Indians are paying through their noses for these glam gadgets. Jaeger-LeCoultre sells the Grande Reverso, created in 1931 at the request of British soldiers in the Indian Army who wanted a watch that could withstand the jostles of a polo match. That Indian connection has kept the watch a popular choice in India. Ulysse Nardin's Alexander the Great Minute Repeater costs a whopping Rs 3.5 crore while Chopard's diamond-studded L.U.C Tourbillon Lady isn't exactly cheap at Rs 2.47 crore. Sachin Tendulkar's favourite Audemars Piguet Royal Oak Offshore Self-winding Tourbillon costs Rs 1.2 crore. That almost makes Richard Mille's Felipe Massa 011 at Rs 82 lakh or Breguet's Classique 5717 Hora Mundi at Rs 37 lakh seem reasonable.

Yashovardhan Saboo, CEO of India's largest luxury watch retailer Ethos & KDDL Ltd, thinks the industry is poised for robust growth. Ethos already has 38 boutiques across India and plans another eight within the year. However, he says one of the biggest hurdles is the complicated tax structure, which pushes the majority of Indians to shop abroad instead. A 2012 survey by a watch chain showed that 60 per cent of all over $5,000 watches purchased by Indians are bought overseas. "There is a pyramid of taxes we have to go through, with almost 40 per cent going to duties, creating a serious hurdle in pricing watches competitively," says Saboo.

GLAM GADGETS: The Dior VIII in white ceramic, priced between Rs 3.5 lakh and Rs 14.8 lakh, is widely available at retail stores in India. PHOTO: VIVAN MEHRA
Most major players agree that with tax rationalisation, an increase in the number of boutiques and growing understanding of different brands, the market could grow by up to 50 per cent a year. Meanwhile, some watch brands have responded by eliminating the import cost from their margin. "Our bet was to create a subsidiary in 2002 and renounce our margin in order to offer our watches at the same price in India as in Switzerland, London, or Dubai and offer our full range here," says Franck Dardenne, General Manager for TAG Heuer India.

Others are just focusing on creating brand awareness among savvy consumers. The move to create awareness includes a big push into smaller towns and cities with huge amounts of untapped wealth. While the top five cities represent 80 per cent of nationwide sales, the push is on to bring such watches closer to people in cities such as Pune and Ahmedabad.
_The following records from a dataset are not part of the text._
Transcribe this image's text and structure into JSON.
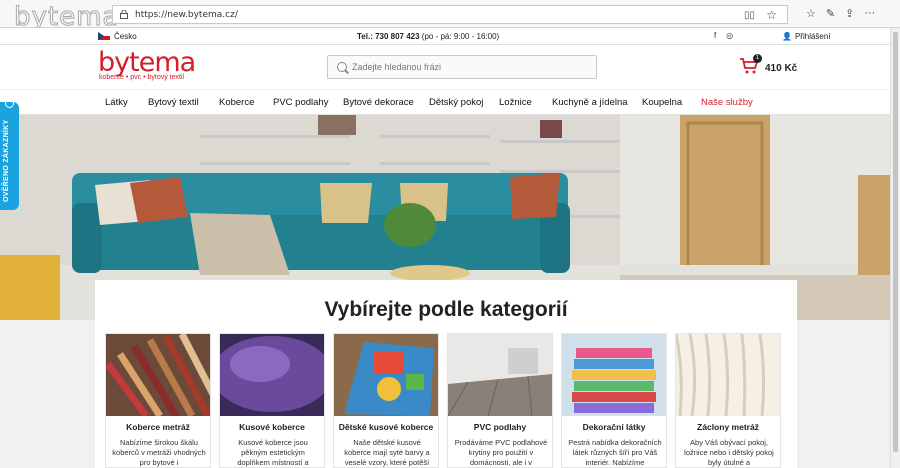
{
  "browser": {
    "watermark": "bytema",
    "url": "https://new.bytema.cz/"
  },
  "topbar": {
    "country": "Česko",
    "tel_label": "Tel.: 730 807 423",
    "hours": "(po - pá: 9:00 - 16:00)",
    "login": "Přihlášení"
  },
  "header": {
    "logo": "bytema",
    "slogan": "koberce • pvc • bytový textil",
    "search_placeholder": "Zadejte hledanou frázi",
    "cart_count": "1",
    "cart_price": "410 Kč"
  },
  "nav": [
    "Látky",
    "Bytový textil",
    "Koberce",
    "PVC podlahy",
    "Bytové dekorace",
    "Dětský pokoj",
    "Ložnice",
    "Kuchyně a jídelna",
    "Koupelna",
    "Naše služby"
  ],
  "side_badge": "OVĚŘENO ZÁKAZNÍKY",
  "categories": {
    "title": "Vybírejte podle kategorií",
    "items": [
      {
        "title": "Koberce metráž",
        "desc": "Nabízíme širokou škálu koberců v metráži vhodných pro bytové i"
      },
      {
        "title": "Kusové koberce",
        "desc": "Kusové koberce jsou pěkným estetickým doplňkem místností a"
      },
      {
        "title": "Dětské kusové koberce",
        "desc": "Naše dětské kusové koberce mají syté barvy a veselé vzory, které potěší"
      },
      {
        "title": "PVC podlahy",
        "desc": "Prodáváme PVC podlahové krytiny pro použití v domácnosti, ale i v"
      },
      {
        "title": "Dekorační látky",
        "desc": "Pestrá nabídka dekoračních látek různých šíří pro Váš interiér. Nabízíme"
      },
      {
        "title": "Záclony metráž",
        "desc": "Aby Váš obývací pokoj, ložnice nebo i dětský pokoj byly útulné a"
      }
    ]
  },
  "colors": {
    "brand": "#d51e2a",
    "badge": "#1ba3e0",
    "sofa": "#2a8ea0"
  }
}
Ethos has opened outlets in Nagpur, Ludhiana, Aurangabad and Surat, and plans to open in Vadodara, Amritsar and Coimbatore. "Communication has to be well-executed for success," says Anil Madan, director of Delhi-based luxury watch retailer Johnson Watch Co.
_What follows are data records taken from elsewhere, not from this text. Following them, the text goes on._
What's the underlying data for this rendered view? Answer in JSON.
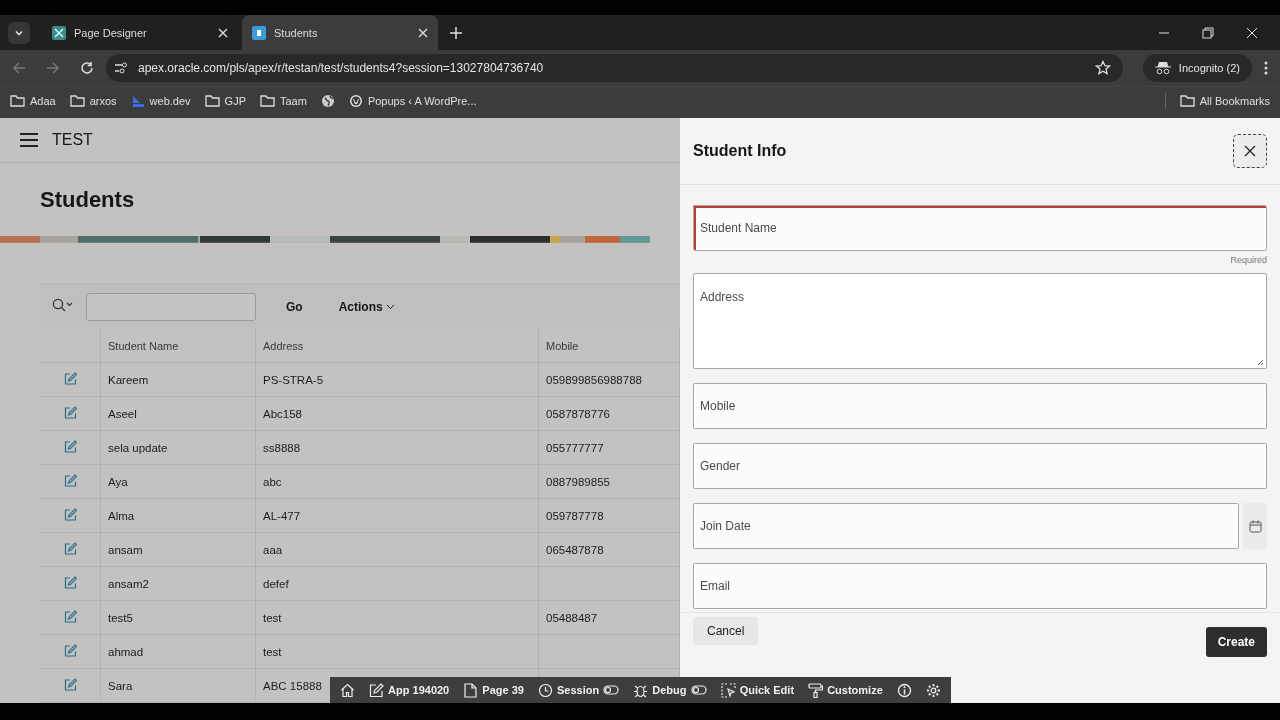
{
  "browser": {
    "tabs": [
      {
        "title": "Page Designer",
        "selected": false
      },
      {
        "title": "Students",
        "selected": true
      }
    ],
    "address": "apex.oracle.com/pls/apex/r/testan/test/students4?session=13027804736740",
    "profile": "Incognito (2)",
    "bookmarks": [
      {
        "label": "Adaa",
        "kind": "folder"
      },
      {
        "label": "arxos",
        "kind": "folder"
      },
      {
        "label": "web.dev",
        "kind": "webdev"
      },
      {
        "label": "GJP",
        "kind": "folder"
      },
      {
        "label": "Taam",
        "kind": "folder"
      },
      {
        "kind": "globe"
      },
      {
        "label": "Popups ‹ A WordPre...",
        "kind": "wp"
      }
    ],
    "all_bookmarks": "All Bookmarks"
  },
  "app": {
    "name": "TEST",
    "page_title": "Students",
    "search": {
      "go": "Go",
      "actions": "Actions"
    },
    "table": {
      "columns": [
        "Student Name",
        "Address",
        "Mobile"
      ],
      "rows": [
        [
          "Kareem",
          "PS-STRA-5",
          "059899856988788"
        ],
        [
          "Aseel",
          "Abc158",
          "0587878776"
        ],
        [
          "sela update",
          "ss8888",
          "055777777"
        ],
        [
          "Aya",
          "abc",
          "0887989855"
        ],
        [
          "Alma",
          "AL-477",
          "059787778"
        ],
        [
          "ansam",
          "aaa",
          "065487878"
        ],
        [
          "ansam2",
          "defef",
          ""
        ],
        [
          "test5",
          "test",
          "05488487"
        ],
        [
          "ahmad",
          "test",
          ""
        ],
        [
          "Sara",
          "ABC 15888",
          ""
        ]
      ]
    }
  },
  "dialog": {
    "title": "Student Info",
    "fields": [
      {
        "label": "Student Name",
        "kind": "text",
        "required": true,
        "hint": "Required"
      },
      {
        "label": "Address",
        "kind": "textarea",
        "required": false
      },
      {
        "label": "Mobile",
        "kind": "text",
        "required": false
      },
      {
        "label": "Gender",
        "kind": "text",
        "required": false
      },
      {
        "label": "Join Date",
        "kind": "date",
        "required": false
      },
      {
        "label": "Email",
        "kind": "text",
        "required": false
      }
    ],
    "cancel": "Cancel",
    "create": "Create"
  },
  "dev_toolbar": [
    {
      "kind": "home"
    },
    {
      "label": "App 194020",
      "kind": "edit"
    },
    {
      "label": "Page 39",
      "kind": "page"
    },
    {
      "label": "Session",
      "kind": "session"
    },
    {
      "label": "Debug",
      "kind": "debug"
    },
    {
      "label": "Quick Edit",
      "kind": "quick"
    },
    {
      "label": "Customize",
      "kind": "customize"
    },
    {
      "kind": "info"
    },
    {
      "kind": "gear"
    }
  ]
}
Most luxury watchmakers have roped in celebrity brand ambassadors. Rolex has signed on tennis player Ashok Amritraj and musician Anoushka Shankar to sell its products while Rado is endorsed by movie star Hrithik Roshan and TAG Heuer shares a long history with actor Shah Rukh Khan. Longines uses Aishwarya Rai Bachchan for its campaigns. Clearly, luxury watchmakers are ahead of their time.